Jatuh cinta lagi

65 8 0
                                    

Dua malam menginap di kamar ini, aku sudah merasa lebih baik. Walaupun kepalaku masih terasa pusing, setidaknya aku tidak lagi merasa panas dingin khas orang sakit. Perutku yang tadinya terasa penuh sesak juga sudah terasa lebih baik. Walau sedikit, sekarang perutku sudah bisa menerima makanan dan minuman. Semoga saja aku bisa secepatnya bebas dari tempat ini. Ternyata menginap di rumah sakit dengan keadaan sakit, rasanya lebih buruk dari yang kubayangkan.
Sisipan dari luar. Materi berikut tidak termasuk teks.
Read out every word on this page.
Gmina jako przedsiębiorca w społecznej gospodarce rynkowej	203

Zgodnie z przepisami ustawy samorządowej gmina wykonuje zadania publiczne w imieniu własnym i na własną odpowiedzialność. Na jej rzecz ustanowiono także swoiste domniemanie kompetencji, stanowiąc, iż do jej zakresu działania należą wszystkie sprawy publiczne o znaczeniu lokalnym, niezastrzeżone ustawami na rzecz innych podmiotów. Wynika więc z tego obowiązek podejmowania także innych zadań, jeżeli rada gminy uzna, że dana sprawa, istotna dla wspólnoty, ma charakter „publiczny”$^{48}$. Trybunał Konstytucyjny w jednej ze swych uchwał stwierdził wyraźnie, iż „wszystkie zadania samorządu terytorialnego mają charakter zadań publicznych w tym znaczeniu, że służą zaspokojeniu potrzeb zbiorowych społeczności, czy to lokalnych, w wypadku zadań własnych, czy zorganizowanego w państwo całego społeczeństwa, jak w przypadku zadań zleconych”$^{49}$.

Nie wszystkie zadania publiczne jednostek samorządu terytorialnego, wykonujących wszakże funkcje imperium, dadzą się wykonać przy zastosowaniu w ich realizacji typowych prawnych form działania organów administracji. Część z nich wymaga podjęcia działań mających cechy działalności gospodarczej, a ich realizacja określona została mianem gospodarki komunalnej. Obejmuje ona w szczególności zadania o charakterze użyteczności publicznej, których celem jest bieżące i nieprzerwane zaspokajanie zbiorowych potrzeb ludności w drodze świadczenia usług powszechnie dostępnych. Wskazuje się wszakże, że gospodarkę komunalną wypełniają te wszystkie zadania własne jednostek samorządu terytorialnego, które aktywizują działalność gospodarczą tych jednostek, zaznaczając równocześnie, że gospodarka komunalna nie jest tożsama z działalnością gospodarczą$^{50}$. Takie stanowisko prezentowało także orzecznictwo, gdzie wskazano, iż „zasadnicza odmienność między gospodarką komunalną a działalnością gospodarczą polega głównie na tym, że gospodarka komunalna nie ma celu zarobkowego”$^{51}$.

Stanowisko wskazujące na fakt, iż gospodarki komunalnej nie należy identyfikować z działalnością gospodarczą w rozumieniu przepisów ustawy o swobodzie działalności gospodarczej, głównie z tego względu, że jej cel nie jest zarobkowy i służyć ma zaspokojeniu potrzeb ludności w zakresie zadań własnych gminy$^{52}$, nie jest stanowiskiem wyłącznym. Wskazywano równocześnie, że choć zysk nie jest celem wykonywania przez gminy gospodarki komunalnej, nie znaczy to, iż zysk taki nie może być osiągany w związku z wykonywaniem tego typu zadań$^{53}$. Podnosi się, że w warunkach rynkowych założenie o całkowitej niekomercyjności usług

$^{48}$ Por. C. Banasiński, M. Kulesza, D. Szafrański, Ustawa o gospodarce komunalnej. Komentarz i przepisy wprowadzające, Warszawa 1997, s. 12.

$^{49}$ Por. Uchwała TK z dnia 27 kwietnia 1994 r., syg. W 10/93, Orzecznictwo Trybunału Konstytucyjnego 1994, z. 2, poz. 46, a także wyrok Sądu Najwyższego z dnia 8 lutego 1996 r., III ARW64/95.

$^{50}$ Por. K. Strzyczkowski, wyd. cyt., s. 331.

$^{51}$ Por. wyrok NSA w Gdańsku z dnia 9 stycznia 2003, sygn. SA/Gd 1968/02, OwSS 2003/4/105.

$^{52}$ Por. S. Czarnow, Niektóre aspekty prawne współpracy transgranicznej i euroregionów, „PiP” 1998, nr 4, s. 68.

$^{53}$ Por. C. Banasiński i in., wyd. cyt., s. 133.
Untung saja, selalu ada yang menemaniku di sini. Mama dan Elea selalu bergantian menungguku. Kebetulan sekali sedang libur sekolah akhir semester, jadi adikku itu selalu memiliki waktu luang untuk menemaniku. Mama juga tidak perlu repot membuat surat ijin untukku.

Mama bahkan hampir tidak pernah meninggalkanku lebih dari satu jam. Aku jadi sedikit merasa bersalah karena marah padanya, menghakiminya, menganggap mama orang yang paling bersalah dalam kekacauan hidupku. Ya, sekarang aku tidak lagi hanya menduga-duga, tapi mama memang tidak seburuk itu. Aku merasa mama benar-benar mamaku. Dan aku memang benar anaknya.
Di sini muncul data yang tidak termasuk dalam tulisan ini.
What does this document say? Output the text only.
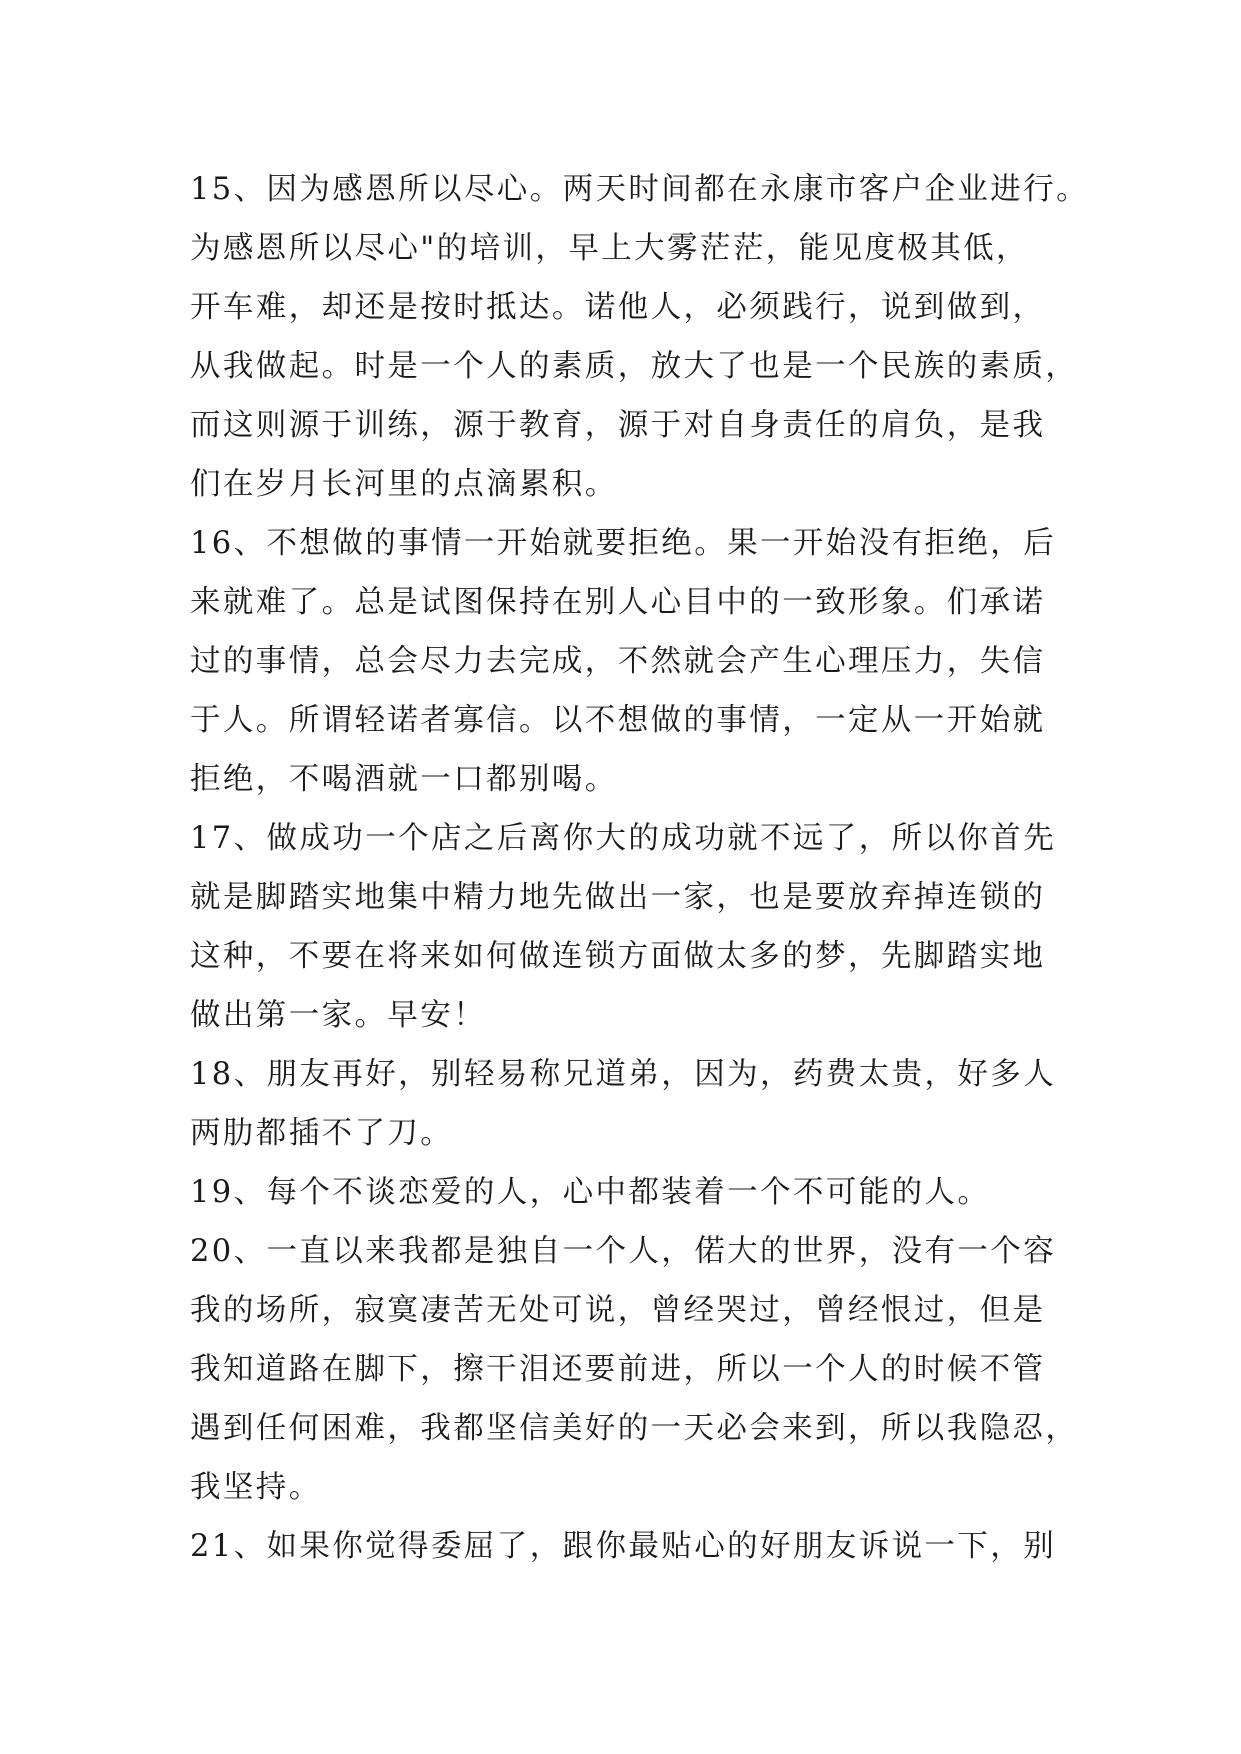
15、因为感恩所以尽心。两天时间都在永康市客户企业进行。
为感恩所以尽心"的培训，早上大雾茫茫，能见度极其低，
开车难，却还是按时抵达。诺他人，必须践行，说到做到，
从我做起。时是一个人的素质，放大了也是一个民族的素质，
而这则源于训练，源于教育，源于对自身责任的肩负，是我
们在岁月长河里的点滴累积。
16、不想做的事情一开始就要拒绝。果一开始没有拒绝，后
来就难了。总是试图保持在别人心目中的一致形象。们承诺
过的事情，总会尽力去完成，不然就会产生心理压力，失信
于人。所谓轻诺者寡信。以不想做的事情，一定从一开始就
拒绝，不喝酒就一口都别喝。
17、做成功一个店之后离你大的成功就不远了，所以你首先
就是脚踏实地集中精力地先做出一家，也是要放弃掉连锁的
这种，不要在将来如何做连锁方面做太多的梦，先脚踏实地
做出第一家。早安！
18、朋友再好，别轻易称兄道弟，因为，药费太贵，好多人
两肋都插不了刀。
19、每个不谈恋爱的人，心中都装着一个不可能的人。
20、一直以来我都是独自一个人，偌大的世界，没有一个容
我的场所，寂寞凄苦无处可说，曾经哭过，曾经恨过，但是
我知道路在脚下，擦干泪还要前进，所以一个人的时候不管
遇到任何困难，我都坚信美好的一天必会来到，所以我隐忍，
我坚持。
21、如果你觉得委屈了，跟你最贴心的好朋友诉说一下，别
Selain itu, yang lebih mengejutkan semalam papa datang. Aku bahkan merasakan tangan besarnya menyentuh keningku. Walaupun saat bangun tidur pagi tadi aku jadi tidak yakin itu nyata atau hanya mimpiku saja. Apa aku berharap terlalu banyak?

Tak hanya mereka, siang ini gadis yang tak pernah kudengar kabarnya dua hari ini tiba-tiba muncul di hadapanku dengan situasi yang sangat tidak kuharapkan. Menunjukkan sisi lemahku padanya, sesuatu yang tak pernah kubayangkan sebelumnya. Namun, gadis itu malah tersenyum lebar menatapku dengan tatapan teduhnya.

"Anna?" tanyaku memastikan. Siapa tahu aku hanya berhalusinasi, kan. Aku baru bangun tidur setelah minum obat sehabis sarapan tadi. Saat membuka mata, senyuman yang secerah matahari itu menyambutku.

"Iya. Aku di sini. Kamu udah mendingan?" Mendengar lembut suaranya membuatku tersenyum senang kemudian mengangguk sebagai jawaban.

Dia benar-benar Anna. Vianna, pacarku. Aku berusaha bangun dari posisiku agar lebih mudah berinteraksi dengannya. Aku sangat merindukannya ngomong-ngomong. Dia dengan sigap membantuku duduk dengan nyaman. Menawarkan bantuan lain seperti air minum atau yang lainnya.

"Mama?"

Gadis itu terkekeh mendengar pertanyaanku. "Dasar anak mama. Baru bangun langsung nanyain mamanya."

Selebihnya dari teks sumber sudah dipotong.